At the same time, Smith explores the potential for misinformation and misunderstanding. Several poems deal with the surreal and the ambiguous, enacting a conflation of information and misinterpretation. The playful tones and lyrical flirtations of “The Wrong Tom Jenks” at the beginning of the next section, “Mismatch”, are quickly tempered by the more serious “Underbelly” and “Mix-Ups”. Fonts change and speakers are swapped, and the reader increasingly grapples to anchor meanings to intense situations. “Underbelly” is particularly resonant with the collection’s title:
as insistent as an algorithm
it pursues a strident pulse
has no arms but holds you in position tightly
shakes you up
but doesn’t shrug its shoulders
rarely listens though its ears twitch
exhales stale breath as if it were a fragrance
Made from syllables but not words. A not-language, a non-land.
The first time she performed it, she was overtaken by what she
had raised up, the accent she had adopted.
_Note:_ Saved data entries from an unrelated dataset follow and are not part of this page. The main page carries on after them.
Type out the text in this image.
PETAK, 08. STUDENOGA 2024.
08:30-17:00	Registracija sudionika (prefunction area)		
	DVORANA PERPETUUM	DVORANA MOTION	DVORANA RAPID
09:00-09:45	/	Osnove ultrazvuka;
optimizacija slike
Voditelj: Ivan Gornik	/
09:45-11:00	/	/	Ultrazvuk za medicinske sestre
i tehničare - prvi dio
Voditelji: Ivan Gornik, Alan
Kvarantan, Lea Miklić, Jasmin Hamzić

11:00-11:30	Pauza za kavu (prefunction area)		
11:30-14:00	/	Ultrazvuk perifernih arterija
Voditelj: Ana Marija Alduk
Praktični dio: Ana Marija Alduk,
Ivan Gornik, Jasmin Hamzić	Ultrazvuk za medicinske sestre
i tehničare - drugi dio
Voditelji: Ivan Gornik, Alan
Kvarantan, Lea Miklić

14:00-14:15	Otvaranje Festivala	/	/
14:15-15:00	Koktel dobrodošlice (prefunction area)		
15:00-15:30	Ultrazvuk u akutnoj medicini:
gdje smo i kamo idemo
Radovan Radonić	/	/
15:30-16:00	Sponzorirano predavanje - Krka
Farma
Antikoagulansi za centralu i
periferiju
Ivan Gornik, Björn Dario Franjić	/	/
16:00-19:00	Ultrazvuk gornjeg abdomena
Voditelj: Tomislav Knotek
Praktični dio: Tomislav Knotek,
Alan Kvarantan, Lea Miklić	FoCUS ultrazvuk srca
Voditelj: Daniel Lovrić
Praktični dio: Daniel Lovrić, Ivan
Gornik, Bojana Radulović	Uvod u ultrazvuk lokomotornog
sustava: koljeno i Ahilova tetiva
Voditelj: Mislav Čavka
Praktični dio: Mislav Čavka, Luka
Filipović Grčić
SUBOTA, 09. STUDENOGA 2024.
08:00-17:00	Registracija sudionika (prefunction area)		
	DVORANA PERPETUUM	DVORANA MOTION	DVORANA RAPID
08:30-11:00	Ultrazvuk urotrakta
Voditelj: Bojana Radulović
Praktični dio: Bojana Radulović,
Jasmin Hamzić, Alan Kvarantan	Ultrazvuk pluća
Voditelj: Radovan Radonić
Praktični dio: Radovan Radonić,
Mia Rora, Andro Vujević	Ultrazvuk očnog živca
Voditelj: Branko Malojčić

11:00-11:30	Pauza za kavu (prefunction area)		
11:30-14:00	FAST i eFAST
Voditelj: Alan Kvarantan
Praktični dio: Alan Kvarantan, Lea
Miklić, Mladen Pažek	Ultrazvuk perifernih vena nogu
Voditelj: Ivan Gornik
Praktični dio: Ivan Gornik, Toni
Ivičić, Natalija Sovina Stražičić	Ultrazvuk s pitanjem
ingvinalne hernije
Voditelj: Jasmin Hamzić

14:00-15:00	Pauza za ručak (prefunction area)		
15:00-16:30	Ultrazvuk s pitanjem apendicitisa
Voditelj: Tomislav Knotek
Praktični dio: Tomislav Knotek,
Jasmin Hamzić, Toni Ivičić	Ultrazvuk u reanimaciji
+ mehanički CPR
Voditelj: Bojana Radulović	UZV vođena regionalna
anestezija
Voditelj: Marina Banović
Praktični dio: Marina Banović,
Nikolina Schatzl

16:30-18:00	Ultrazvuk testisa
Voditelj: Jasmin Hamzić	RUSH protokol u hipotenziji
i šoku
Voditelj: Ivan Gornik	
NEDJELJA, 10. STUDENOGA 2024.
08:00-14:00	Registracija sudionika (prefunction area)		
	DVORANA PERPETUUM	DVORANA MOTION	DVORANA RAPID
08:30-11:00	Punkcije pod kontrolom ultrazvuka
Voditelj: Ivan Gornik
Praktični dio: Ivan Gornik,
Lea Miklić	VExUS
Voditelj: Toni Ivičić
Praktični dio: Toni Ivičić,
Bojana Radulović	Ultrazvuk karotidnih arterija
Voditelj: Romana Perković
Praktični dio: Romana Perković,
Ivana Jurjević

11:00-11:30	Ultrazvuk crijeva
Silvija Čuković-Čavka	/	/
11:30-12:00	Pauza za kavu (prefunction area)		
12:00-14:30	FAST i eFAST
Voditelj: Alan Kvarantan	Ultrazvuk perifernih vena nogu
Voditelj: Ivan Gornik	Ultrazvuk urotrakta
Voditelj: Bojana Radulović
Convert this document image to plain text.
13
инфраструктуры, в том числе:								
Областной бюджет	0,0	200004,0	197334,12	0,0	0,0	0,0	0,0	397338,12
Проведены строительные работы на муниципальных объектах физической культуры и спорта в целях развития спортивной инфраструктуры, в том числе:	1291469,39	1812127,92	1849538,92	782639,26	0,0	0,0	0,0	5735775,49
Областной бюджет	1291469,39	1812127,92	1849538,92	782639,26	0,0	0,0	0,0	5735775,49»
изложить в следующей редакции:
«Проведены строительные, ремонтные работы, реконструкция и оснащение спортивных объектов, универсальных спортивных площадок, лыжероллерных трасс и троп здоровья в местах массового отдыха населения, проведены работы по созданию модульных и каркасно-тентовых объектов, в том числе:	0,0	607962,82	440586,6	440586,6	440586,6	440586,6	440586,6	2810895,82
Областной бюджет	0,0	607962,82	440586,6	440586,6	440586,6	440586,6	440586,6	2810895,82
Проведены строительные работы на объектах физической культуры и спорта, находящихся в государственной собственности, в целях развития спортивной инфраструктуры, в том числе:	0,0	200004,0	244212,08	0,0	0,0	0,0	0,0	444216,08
Her eyes started to
dilate; the distance between the sounds and her collapsed.
The moment had found a migrant inside her and was pushing it
out. And a stranger outside was coming to meet her.
Finnish, Lithuanian, Welsh
but also the cut and pasting of passports.
She performed the language often, she inhabited it as home
but it never had the same effect on her again.
the child only a child myself 1960 clinging to her mother she’ll
be better off with parents who can look after her the couple much
older they had to be a Jewish couple only a child myself don’t
remember what they looked like didn’t realise the child only a child
myself they talked her in a single mother without money she’ll be
better off my aunt looking for her name in the wedding lists it’s
a terrible thing to take a child away from her mother my mother
wails the child only a child myself clinging to her mother’s dress
realised didn’t realise crying
Minutes after the train crash, he shed his clothes, wallets and
mobile phone. He walked away, shutting down thought or
Hours after the train crash, the wish to reassign, the promise of
Days after, a recycled ghost, he returns with buttered lies.
The life he has abandoned, his new adoptive home. (43-44)
The diversity of form and voice in this poem supports Smith’s careful engagement with historical atrocities, human impacts, and resulting states of transition and transformation. The delicacy of the human experiences here force language to bend and change. This sensitivity and adaptability is one of the strongest features of Word Migrants, especially in the gripping series of dementia poems.
Rigorously critical and deft in its delivery, Word Migrants is as compelling as it is shaking. There is a dynamism in form that beautifully matches content here, slipping between voices with sympathy and precision. Smith takes on some of the most serious historical and current world events and issues, as well as heartbreaking human conditions, with a critical and compelling tone that is as intriguing as it is diverse.
Hazel Smith. Word Migrants. Artarmon, NSW: Giramondo, 2016.